Anyway, since they can no longer argue the popularity of Fox News they have found a new way to attack. They say Fox News is popular because they hired bimbos with no brains, but eye candy. Below is a description of their qualifications.

So when we had a guy who called himself Militant Tiger we still use his name. That's why one must be careful how you choose your screen name. People will always use it. Who was that other liberal who said I couldn't use his name? Oh, I think he used initials because they were all capitols and spaced. What was it again R Y A N? :rollin: :rollin: :rollin:



> Yes, and most of them are good looking. Most of them at one time or another worked for one of the other 'Lamestream' media networks, but bailed as soon as possible when their contracts expired.
> 
> The Dumb Girls of Fox News
> 
> ...


----------



## blhunter3 (May 5, 2007)

I thought liberals didn't like to objectify women? Yet they do it, when it suits their needs....


----------



## blhunter3 (May 5, 2007)

http://dailycaller.com/2013/12/08/liber ... out-women/


----------



## Plainsman (Jul 30, 2003)

blhunter3 I'm going to get into trouble here not being politically correct. I couldn't finish reading that article because I hit a spot that tripped my funny trigger. When it said that they found men focusing more on chest and waist instead of face all I could think of was "lucky for some of those liberal bow wows". Have you seen the face on some of those liberal activist women? Their mothers must have tied a pork chop around their neck to get the dog to play with them :rollin: I don't want to see any part of them. Come to think of it burkas aren't that bad.


----------



## blhunter3 (May 5, 2007)

That or they swan dove off the ugly tree and face planted into ever branch on the way down. :rollin:

If your boobs are hanging out of course guys are doing to notice. If a get were to wear them yoga pants girls would stare at their crotch. :laugh:


----------



## Plainsman (Jul 30, 2003)

I got an email today with a perspective worthy consideration.

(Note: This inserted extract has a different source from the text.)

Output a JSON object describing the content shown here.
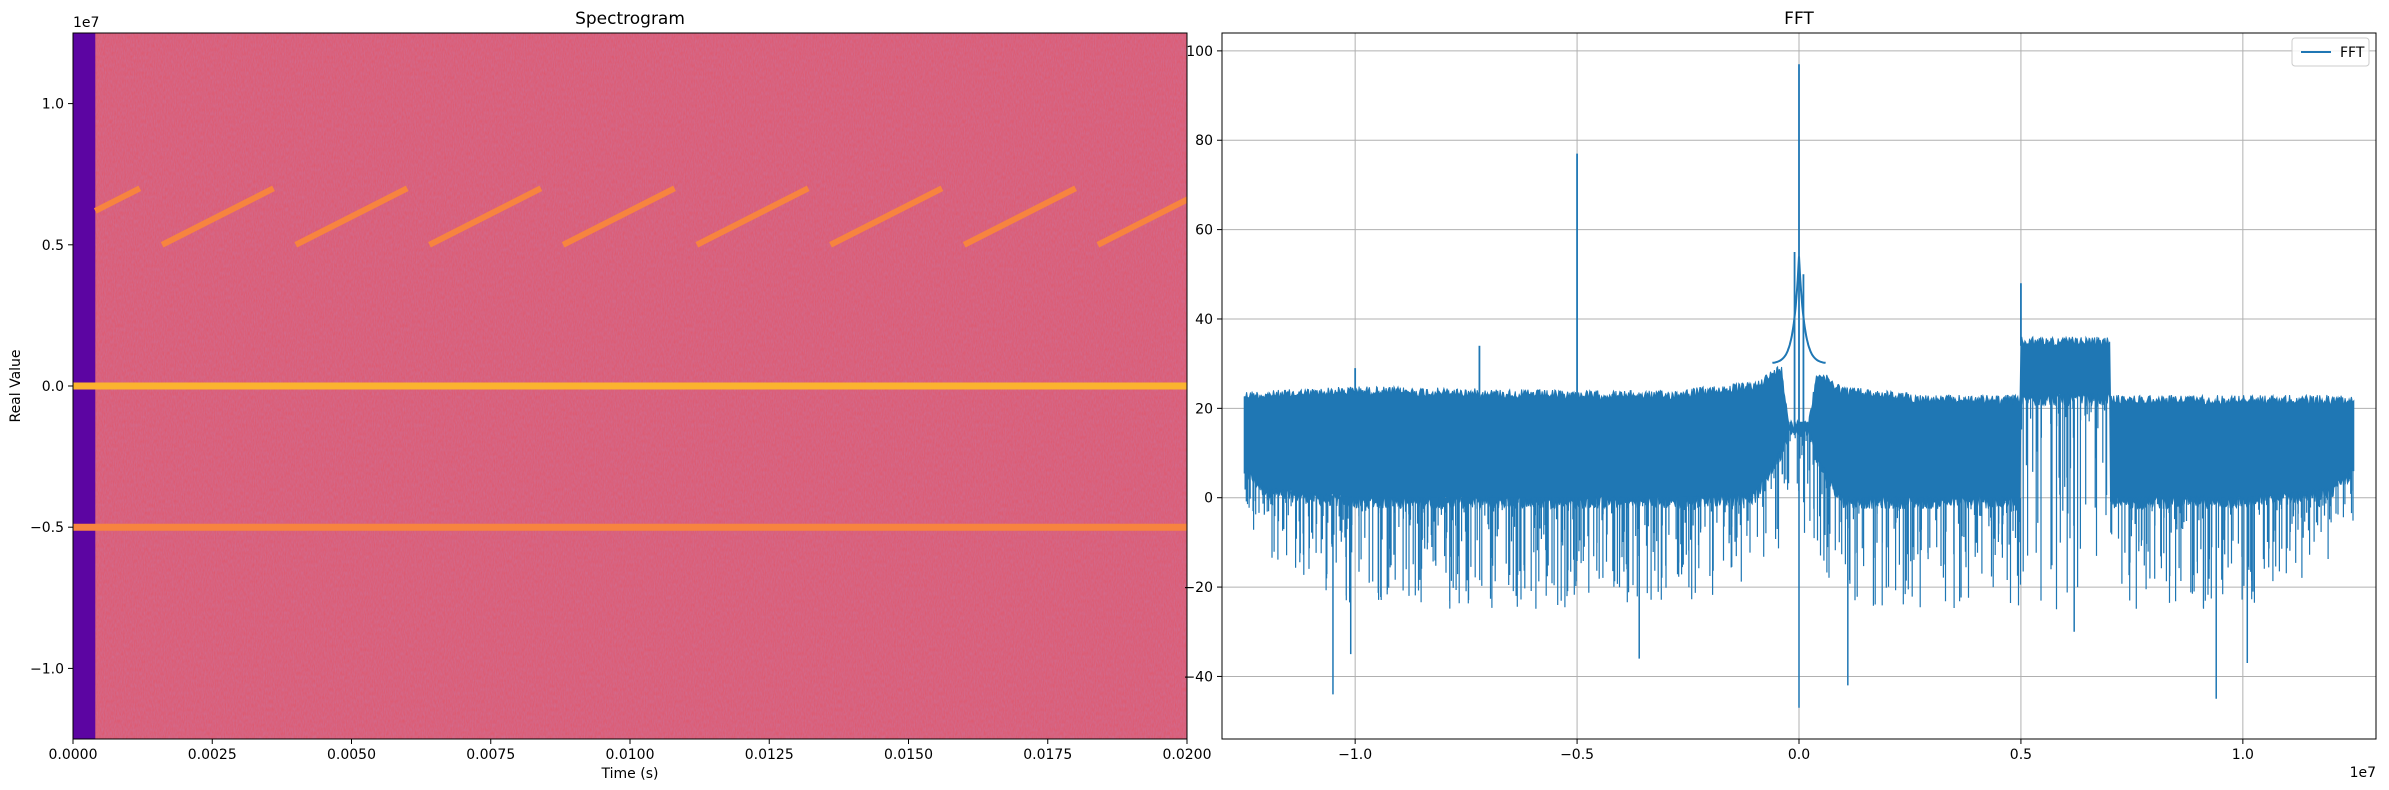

> "The media is no longer informative, it is conformative. It is not interested in broadcasting events unless it can also script them. It does not want to know what you think, it wants to tell you what to think. The [true] consensus is the voice of the people and the Mediacrats are cutting its throat, dumping its body in a back alley and turning democracy into their own puppet show."
> 
> snip---
> 
> ...


----------